Wednesday, January 10, 2007

Distributed Caching != JavaSpaces

I have been talking about distributing caching and JavaSpaces lately.

While you can use JavaSpaces as a caching technology because a JavaSpace keeps stateful objects (Entries) in memory and can be persistent (i.e., survive a failure), it isn't necessarily the best alternative.

Conversely, while you could use a distributed cache as a service orchestration engine because it has an eventing model in it & you could hack master/worker on top of it, it probably isn't the best choice.

The combination of a good distributed cache and a good JavaSpaces implementation, however, may be a good combination.

There certainly is overlap & you have to be fairly deliberate in figuring out which tool you want to use for certain things, but it seems achievable.

A distributed cache is likely the best place to store reference data, hard to query data (e.g., from a mainframe), user session data, etc. where a JavaSpace is probably the best place to store transient conversational service state.

It is the combination of these technologies that allows you to avoid the dreaded work in process database.

More importantly, both technologies use Java POJOs rather then XML so you can avoid a lot of mapping complexity (certainly not all) within the core of a large application.

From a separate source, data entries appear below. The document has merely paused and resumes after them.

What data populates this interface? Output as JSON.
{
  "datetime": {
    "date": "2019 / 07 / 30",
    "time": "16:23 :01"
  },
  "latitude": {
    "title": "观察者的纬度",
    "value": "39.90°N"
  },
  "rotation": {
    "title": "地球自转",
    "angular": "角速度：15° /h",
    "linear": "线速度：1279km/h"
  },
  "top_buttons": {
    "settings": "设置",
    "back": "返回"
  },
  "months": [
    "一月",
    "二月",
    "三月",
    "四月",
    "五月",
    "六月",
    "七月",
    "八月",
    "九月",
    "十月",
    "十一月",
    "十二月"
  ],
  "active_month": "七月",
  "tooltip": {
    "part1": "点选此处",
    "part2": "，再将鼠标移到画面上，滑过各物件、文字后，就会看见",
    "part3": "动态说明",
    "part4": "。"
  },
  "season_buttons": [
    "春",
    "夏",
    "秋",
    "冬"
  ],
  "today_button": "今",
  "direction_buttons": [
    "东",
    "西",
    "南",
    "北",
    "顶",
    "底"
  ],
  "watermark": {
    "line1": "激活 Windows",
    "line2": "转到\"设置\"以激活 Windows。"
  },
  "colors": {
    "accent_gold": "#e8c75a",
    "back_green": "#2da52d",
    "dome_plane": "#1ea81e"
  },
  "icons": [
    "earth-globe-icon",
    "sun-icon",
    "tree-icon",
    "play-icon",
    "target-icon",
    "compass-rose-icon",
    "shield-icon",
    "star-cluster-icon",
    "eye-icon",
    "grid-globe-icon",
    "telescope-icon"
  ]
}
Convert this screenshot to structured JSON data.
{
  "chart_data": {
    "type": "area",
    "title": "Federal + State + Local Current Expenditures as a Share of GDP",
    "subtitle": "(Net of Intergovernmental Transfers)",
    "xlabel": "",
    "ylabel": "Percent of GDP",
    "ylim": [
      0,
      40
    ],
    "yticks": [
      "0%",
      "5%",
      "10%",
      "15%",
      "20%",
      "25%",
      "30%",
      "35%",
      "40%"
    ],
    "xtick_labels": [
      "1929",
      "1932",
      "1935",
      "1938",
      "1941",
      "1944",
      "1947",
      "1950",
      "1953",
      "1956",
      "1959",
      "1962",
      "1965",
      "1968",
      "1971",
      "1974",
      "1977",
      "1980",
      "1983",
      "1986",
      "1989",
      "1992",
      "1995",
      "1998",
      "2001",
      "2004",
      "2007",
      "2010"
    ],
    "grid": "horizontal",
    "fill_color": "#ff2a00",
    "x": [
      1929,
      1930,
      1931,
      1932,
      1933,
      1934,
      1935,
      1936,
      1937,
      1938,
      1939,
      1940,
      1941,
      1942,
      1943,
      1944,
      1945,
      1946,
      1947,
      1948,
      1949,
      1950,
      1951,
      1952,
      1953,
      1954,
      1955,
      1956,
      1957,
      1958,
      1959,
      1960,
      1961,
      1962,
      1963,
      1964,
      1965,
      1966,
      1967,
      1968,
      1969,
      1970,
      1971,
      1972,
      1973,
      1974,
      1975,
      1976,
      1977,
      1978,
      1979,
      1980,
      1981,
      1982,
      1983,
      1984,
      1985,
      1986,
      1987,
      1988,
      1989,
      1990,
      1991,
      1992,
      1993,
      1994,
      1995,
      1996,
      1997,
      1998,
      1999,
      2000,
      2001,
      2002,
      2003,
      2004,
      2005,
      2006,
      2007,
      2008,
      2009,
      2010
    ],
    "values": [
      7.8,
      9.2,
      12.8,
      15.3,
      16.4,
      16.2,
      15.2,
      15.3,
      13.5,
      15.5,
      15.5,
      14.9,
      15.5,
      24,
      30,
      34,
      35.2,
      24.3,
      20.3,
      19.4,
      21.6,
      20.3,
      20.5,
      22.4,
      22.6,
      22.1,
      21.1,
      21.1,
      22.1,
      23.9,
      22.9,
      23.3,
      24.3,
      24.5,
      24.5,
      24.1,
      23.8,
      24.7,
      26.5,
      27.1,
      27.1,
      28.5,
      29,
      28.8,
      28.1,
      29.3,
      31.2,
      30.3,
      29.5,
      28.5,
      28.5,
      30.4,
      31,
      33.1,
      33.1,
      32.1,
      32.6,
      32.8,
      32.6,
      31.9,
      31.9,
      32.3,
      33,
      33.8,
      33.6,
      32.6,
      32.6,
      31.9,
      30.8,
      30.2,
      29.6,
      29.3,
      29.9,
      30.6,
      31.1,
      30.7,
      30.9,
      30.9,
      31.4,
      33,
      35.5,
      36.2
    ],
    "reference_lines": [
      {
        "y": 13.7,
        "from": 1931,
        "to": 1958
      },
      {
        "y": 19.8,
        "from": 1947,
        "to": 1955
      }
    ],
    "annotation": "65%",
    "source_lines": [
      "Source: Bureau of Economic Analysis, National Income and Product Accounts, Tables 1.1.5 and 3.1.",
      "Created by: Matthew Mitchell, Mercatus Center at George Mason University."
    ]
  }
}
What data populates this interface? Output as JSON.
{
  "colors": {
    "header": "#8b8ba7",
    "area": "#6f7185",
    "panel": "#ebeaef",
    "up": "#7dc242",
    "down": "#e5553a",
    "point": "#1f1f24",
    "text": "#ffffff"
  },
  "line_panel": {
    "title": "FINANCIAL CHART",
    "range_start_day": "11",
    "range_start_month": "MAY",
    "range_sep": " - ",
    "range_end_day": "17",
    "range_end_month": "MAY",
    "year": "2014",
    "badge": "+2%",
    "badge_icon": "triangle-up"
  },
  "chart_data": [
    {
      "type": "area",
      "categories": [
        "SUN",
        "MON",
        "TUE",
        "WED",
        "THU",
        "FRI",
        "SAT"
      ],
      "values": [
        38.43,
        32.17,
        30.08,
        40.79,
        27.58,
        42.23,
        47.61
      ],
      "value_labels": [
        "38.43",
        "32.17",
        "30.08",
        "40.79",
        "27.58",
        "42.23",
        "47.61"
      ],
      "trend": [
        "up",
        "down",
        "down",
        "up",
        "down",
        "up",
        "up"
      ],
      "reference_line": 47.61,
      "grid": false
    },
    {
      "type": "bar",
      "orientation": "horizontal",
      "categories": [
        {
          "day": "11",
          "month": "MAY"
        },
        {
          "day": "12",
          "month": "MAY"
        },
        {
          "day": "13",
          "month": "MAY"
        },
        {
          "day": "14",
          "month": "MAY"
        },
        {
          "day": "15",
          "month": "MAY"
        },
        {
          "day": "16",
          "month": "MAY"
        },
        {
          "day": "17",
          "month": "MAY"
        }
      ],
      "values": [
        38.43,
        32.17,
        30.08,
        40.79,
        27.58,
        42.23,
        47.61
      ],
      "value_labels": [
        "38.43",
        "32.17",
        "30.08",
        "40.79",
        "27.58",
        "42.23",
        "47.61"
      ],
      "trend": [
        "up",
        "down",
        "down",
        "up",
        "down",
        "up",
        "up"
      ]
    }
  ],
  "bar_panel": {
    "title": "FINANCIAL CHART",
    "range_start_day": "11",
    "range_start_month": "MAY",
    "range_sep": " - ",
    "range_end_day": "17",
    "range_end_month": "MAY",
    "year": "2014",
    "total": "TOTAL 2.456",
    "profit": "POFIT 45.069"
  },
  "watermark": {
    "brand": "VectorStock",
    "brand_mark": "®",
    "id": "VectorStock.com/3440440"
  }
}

Anyway, I still have a lot to learn, but am beginning to settle on this distinction.


Holger Hoffstätte said...

Excellent post! Most people who equate caches with JavaSpaces seem to miss the obvious, namely that their respective query capabilities are so fundamentally different. Most caches have by nature a 1:1 mapping; this puts a *fundamental* constraint on the client since in order to retrieve an item you need to _know the key_. Sounds like a small detail but unfortunately makes a world of difference, because in many scenarios you do not know the exact key; you know one or more query attributes.
I find it interesting to see that Tangosol have added query capability to a previously purely 1:1 associative model; essentially this is a concession to JavaSpaces and the recognition that a pure key/value mapping is often just not good enough.
Management summary: use caches when you know what to look for; use JavaSpaces when you need queries.

Anonymous said...

In your opinion, in the open source world, what is the best distributed cache available ?.

By best i mean something with a high performance, able to cache several hundreds of megabytes of data.